Update docs and README, add additional info (#57)

wwwil · jetstack-bot · commit 433f53cb7b9a · 2020-01-24T08:52:32.000Z
Signed-off-by: wwwil &lt;wwwil.squires@gmail.com&gt;
diff --git a/README.md b/README.md
@@ -9,7 +9,8 @@
 
 # Jetstack Preflight
 
-Preflight is a tool to automatically perform Kubernetes cluster configuration checks using [Open Policy Agent (OPA)](https://www.openpolicyagent.org/).
+Preflight is a tool to automatically perform Kubernetes cluster
+configuration checks using [Open Policy Agent (OPA)](https://www.openpolicyagent.org/).
 
 <!-- markdown-toc start - Don't edit this section. Run M-x markdown-toc-refresh-toc -->
 **Table of Contents**
@@ -23,11 +24,9 @@ Preflight is a tool to automatically perform Kubernetes cluster configuration ch
 
 <!-- markdown-toc end -->
 
-
 ## Background
 
-Preflight was originally designed to automate Jetstack's
-production readiness assessments.
+Preflight was originally designed to automate Jetstack's production readiness assessments.

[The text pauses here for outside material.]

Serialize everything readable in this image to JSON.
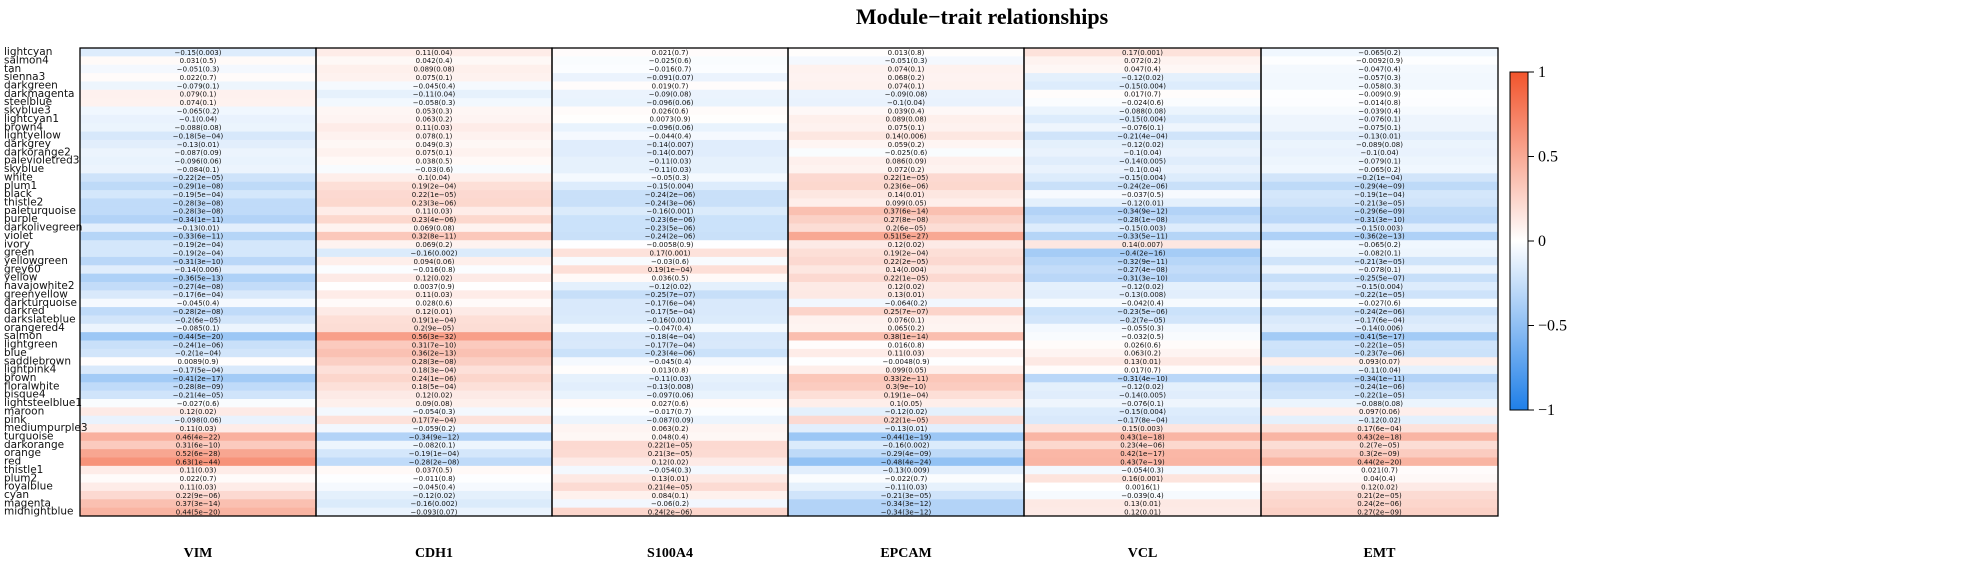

 These are consulting sessions in which a Jetstack engineer inspects a customer's
 cluster to suggest improvements and identify configuration issues. 
 The product of this assessment is a report
@@ -39,53 +38,100 @@ Automating the checks allows them to be more comprehensive and much faster.
 
 The automation also allows the checks to be run repeatedly,
 meaning they can be deployed in-cluster to provide continuous configuration checking.
-
 This enables new interesting use cases as policy compliance audits.
 
+## Preflight Application
+
+The Preflight application uses *data gatherers*
+to collect required data in JSON format.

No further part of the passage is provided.